What if governments had acted quickly to correct anomalies such as retrospective taxes and defined AGR rationally? Imagine what the opportunity gains might have been with three strong operators in a well-regulated market of over a billion.


The Elusive Goal Of Optical Fibre For All 

A second instance of inappropriate policies is that of wireless policies and the use of optical fibre. Ratings firm ICRA recently stated that full-scale 5G deployments across India would require expenditure of about Rs 3 trillion for densification, because nearly two-thirds of the towers lack fibre connectivity.

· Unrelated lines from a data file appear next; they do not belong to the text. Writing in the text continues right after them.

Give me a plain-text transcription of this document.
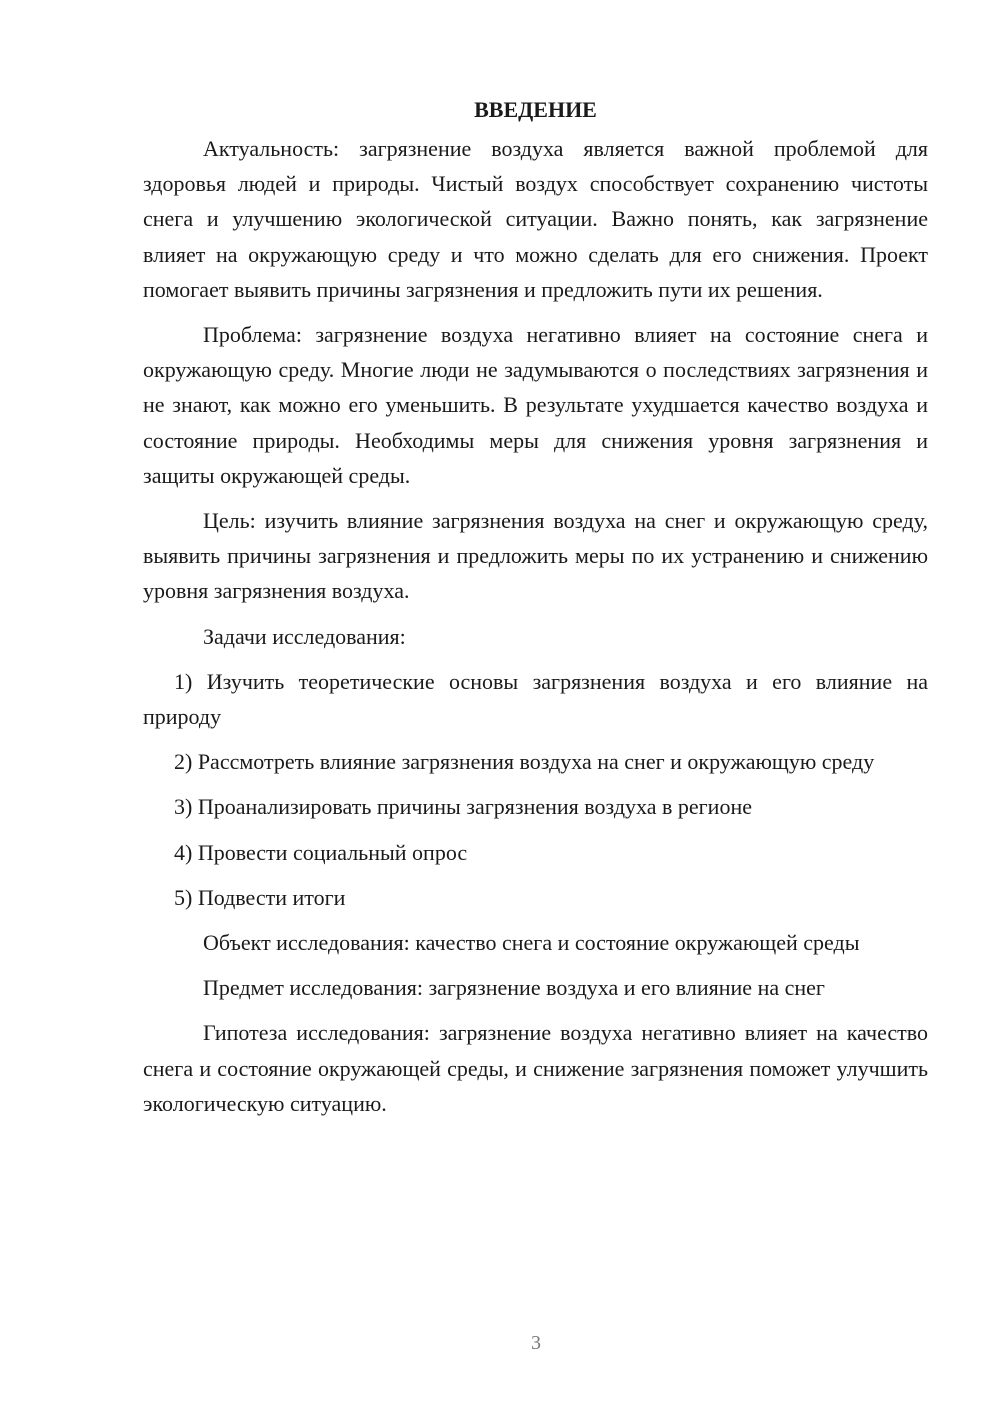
ВВЕДЕНИЕ

Актуальность: загрязнение воздуха является важной проблемой для здоровья людей и природы. Чистый воздух способствует сохранению чистоты снега и улучшению экологической ситуации. Важно понять, как загрязнение влияет на окружающую среду и что можно сделать для его снижения. Проект помогает выявить причины загрязнения и предложить пути их решения.

Проблема: загрязнение воздуха негативно влияет на состояние снега и окружающую среду. Многие люди не задумываются о последствиях загрязнения и не знают, как можно его уменьшить. В результате ухудшается качество воздуха и состояние природы. Необходимы меры для снижения уровня загрязнения и защиты окружающей среды.

Цель: изучить влияние загрязнения воздуха на снег и окружающую среду, выявить причины загрязнения и предложить меры по их устранению и снижению уровня загрязнения воздуха.

Задачи исследования:

1) Изучить теоретические основы загрязнения воздуха и его влияние на природу

2) Рассмотреть влияние загрязнения воздуха на снег и окружающую среду

3) Проанализировать причины загрязнения воздуха в регионе

4) Провести социальный опрос

5) Подвести итоги

Объект исследования: качество снега и состояние окружающей среды

Предмет исследования: загрязнение воздуха и его влияние на снег

Гипотеза исследования: загрязнение воздуха негативно влияет на качество снега и состояние окружающей среды, и снижение загрязнения поможет улучшить экологическую ситуацию.

3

Heavy investment appears unlikely given the telcos’ expected debt of Rs 6.3 trillion by March 2023 (see https://www.business-standard.com/article/economy-policy/5g-infra-to-cost-rs-3-trn-in-next-4-5-yrs-amid-elevated-debt-levels-icra-123013001026_1.html).


With the high costs for fibre rights-of-way and the installation difficulties on the ground, it is baffling that our policymakers in the government including the Department of Telecommunications (DoT) have not engaged with the urgent need for enabling wireless policies even for towers, based on successful models in other countries.


The DoT did, in fact, model the enabling wireless regulations for 5 GHz in October 2018 on the FCC template for Wi-Fi (for access and for point-to-point with limited capacity: https://organizing-india.blogspot.com/2018/11/a-great-start-on-wi-fi-reforms.html). However, this was not followed up with regulations for middle-mile, high-capacity wireless for towers and small cells, as is only logical, that is, for 60 GHz V-band and 70-80 GHz E-band for longer distances. Without these, and with pricing for microwave being restrictive here, there are gaps between the user-access-end and the core-network-with-fibre-termination-points. These gaps would be too expensive to fill out entirely with fibre optic cables, as is evident from ICRA’s estimate above. Yet, many officials repeatedly talked about fibre connectivity to all, which after consideration should strike anyone as patently infeasible because of our size, population distribution, and cost-and-revenue structure.


Other critical wireless regulation required now is enabling 6GHz for Wi-Fi, allowing speeds of up to 10 Gbps, and support for local product development and production instead of relying on imports.


Considering how resources are channelled and regulations attended to, the communications sector needs far greater emphasis and action on well-thought-out, timely policy intervention as indicated above to better support our economy and society.